Dickens uses gloomy and saddening sentences like ‘the swell of the old organ was borne to my ears like funeral music’ (Ch.10 p.390). A sentence like this injects an atmosphere into the readers of the decay and ending of life which all builds up to such an event; the death of Miss Havisham. Also, Charles Dickens’ use of language to create characters is an important aspect of his writing. The names of Charles Dickens’ characters give an idea of their character. This is known as characternym and is used with almost all the characters in the novel. For example, the name Jaggers. This gives the impression of a strong willed man who is not to be crossed. Pumblechook: this sounds like someone who is full of his own importance and is rather foolish. Characternym is good because it makes it easy to associate a character with their personality and it gives a quick impression of what they are like.
Towards the end of novel Pip begins to learn about the most important things in his character: selflessness, humility and compassion. He learns this through the arrival of Magwitch and the reality of who his benefactor is. He demonstrates the significant change in him when Biddy asks him about his obsession with Estella. He tells her that ‘that poor dream, as I once used to call it; has all gone by, Biddy, all done by!’ (Ch. 19 p.476).
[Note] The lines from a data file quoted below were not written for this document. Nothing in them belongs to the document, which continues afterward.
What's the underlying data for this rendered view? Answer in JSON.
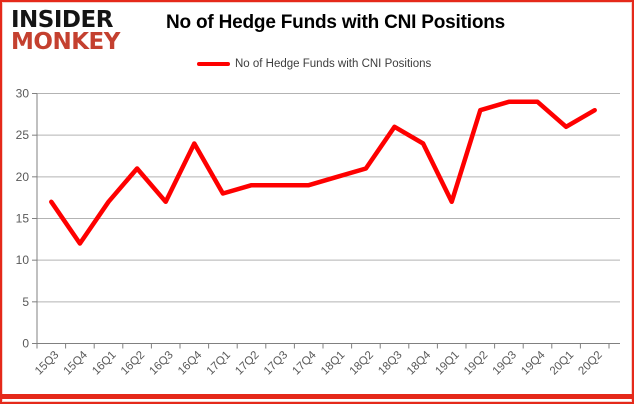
{
  "logo": {
    "line1": "INSIDER",
    "line2": "MONKEY"
  },
  "header": {
    "title": "No of Hedge Funds with CNI Positions"
  },
  "legend": {
    "label": "No of Hedge Funds with CNI Positions"
  },
  "colors": {
    "line": "#fe0000",
    "brand": "#c4402f",
    "frame": "#e5291a",
    "grid": "#b3b3b3",
    "axis": "#808080",
    "tick_label": "#595959",
    "title": "#000000",
    "legend_text": "#3d3d3d"
  },
  "chart_data": {
    "type": "line",
    "title": "No of Hedge Funds with CNI Positions",
    "categories": [
      "15Q3",
      "15Q4",
      "16Q1",
      "16Q2",
      "16Q3",
      "16Q4",
      "17Q1",
      "17Q2",
      "17Q3",
      "17Q4",
      "18Q1",
      "18Q2",
      "18Q3",
      "18Q4",
      "19Q1",
      "19Q2",
      "19Q3",
      "19Q4",
      "20Q1",
      "20Q2"
    ],
    "series": [
      {
        "name": "No of Hedge Funds with CNI Positions",
        "values": [
          17,
          12,
          17,
          21,
          17,
          24,
          18,
          19,
          19,
          19,
          20,
          21,
          26,
          24,
          17,
          28,
          29,
          29,
          26,
          28
        ]
      }
    ],
    "xlabel": "",
    "ylabel": "",
    "ylim": [
      0,
      30
    ],
    "ytick_step": 5,
    "grid": "horizontal",
    "legend_position": "top"
  }
}
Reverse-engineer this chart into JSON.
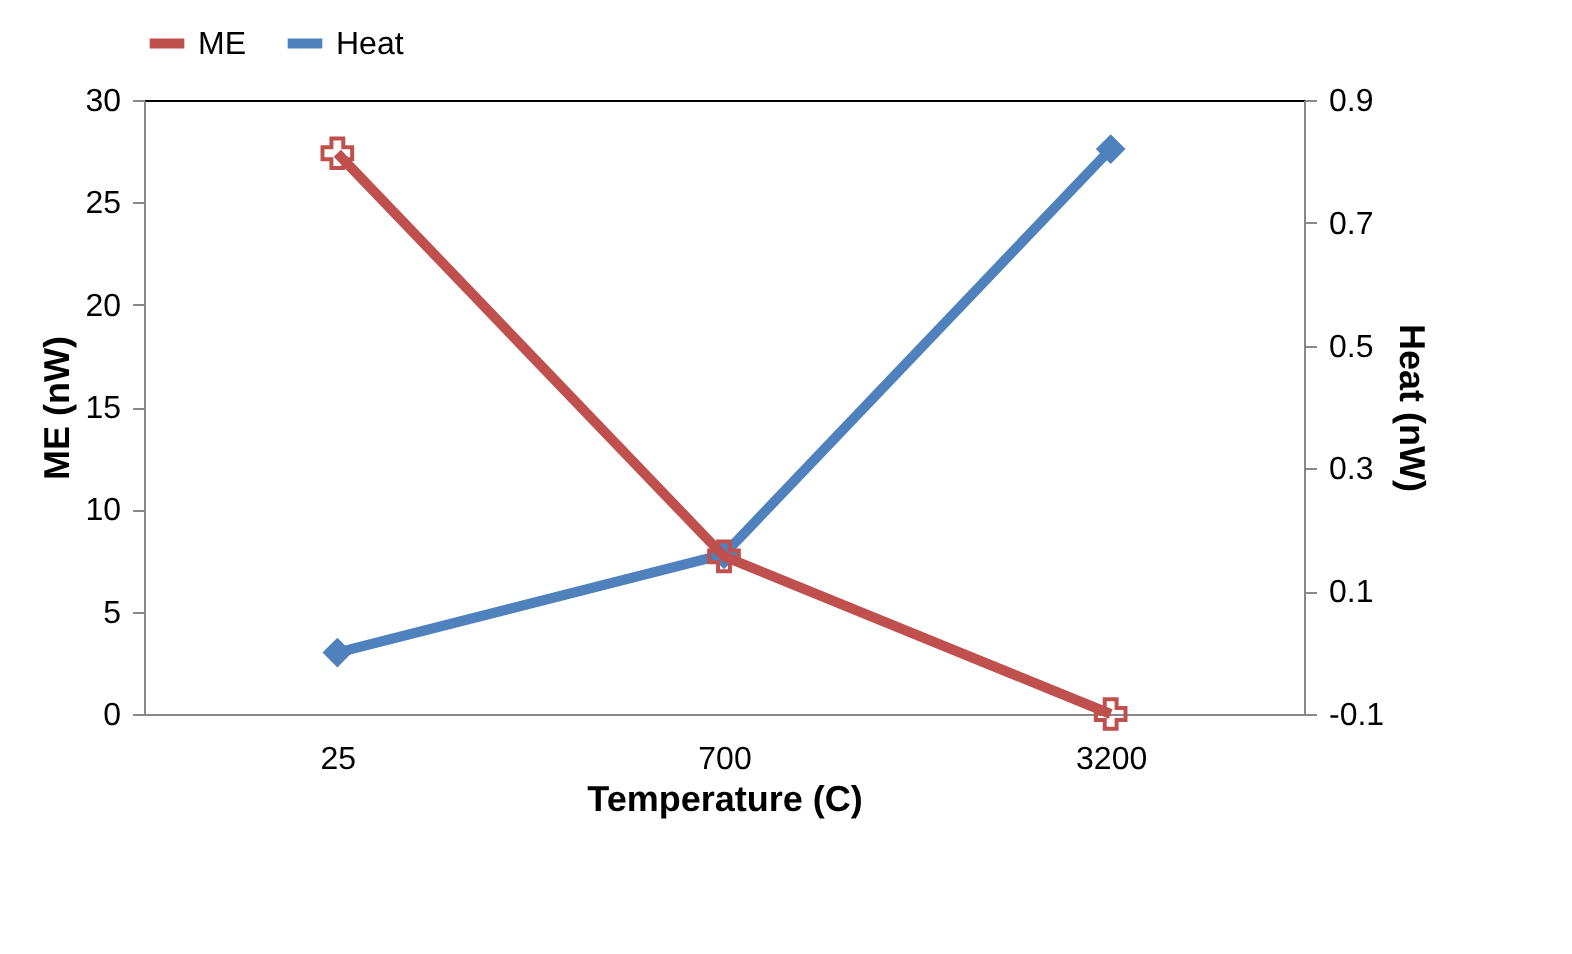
{
  "chart_data": {
    "type": "line",
    "xlabel": "Temperature  (C)",
    "ylabel": "ME (nW)",
    "y2label": "Heat (nW)",
    "categories": [
      "25",
      "700",
      "3200"
    ],
    "series": [
      {
        "name": "ME",
        "color": "#c0504d",
        "marker": "cross",
        "values": [
          27.4,
          7.7,
          0
        ]
      },
      {
        "name": "Heat",
        "color": "#4f81bd",
        "marker": "diamond",
        "axis": "y2",
        "values": [
          0.0,
          0.16,
          0.82
        ]
      }
    ],
    "ylim": [
      0,
      30
    ],
    "yticks": [
      0,
      5,
      10,
      15,
      20,
      25,
      30
    ],
    "y2lim": [
      -0.1,
      0.9
    ],
    "y2ticks": [
      -0.1,
      0.1,
      0.3,
      0.5,
      0.7,
      0.9
    ],
    "legend": "top",
    "grid": false
  }
}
When Pip agrees to help Magwitch his character begins a gradual change. He stands by Magwitch and visits him in prison and even helps him escape from London. This shows warmth in his character and dedication to a man whom he owes so much. However, Pip realises that he cannot be happy living as a gentleman and believes that he would like to return to the forge and settle down with Biddy.
To conclude, Pip is continuously learning about life and it is obvious to see a strong development in his character. His childhood innocence and satisfactory way of living is shattered by his visits to Satis house. He drifts away from his roots at the forge and experiences a luxury way of living whilst staying in the centre of London. However, he comes to recognize the importance of family and realises that he cannot escape his humble background. He learns what it is like to live his dreams and ambitions and experiences the rises and falls of a high status life. And most importantly, he learns what it means to be human.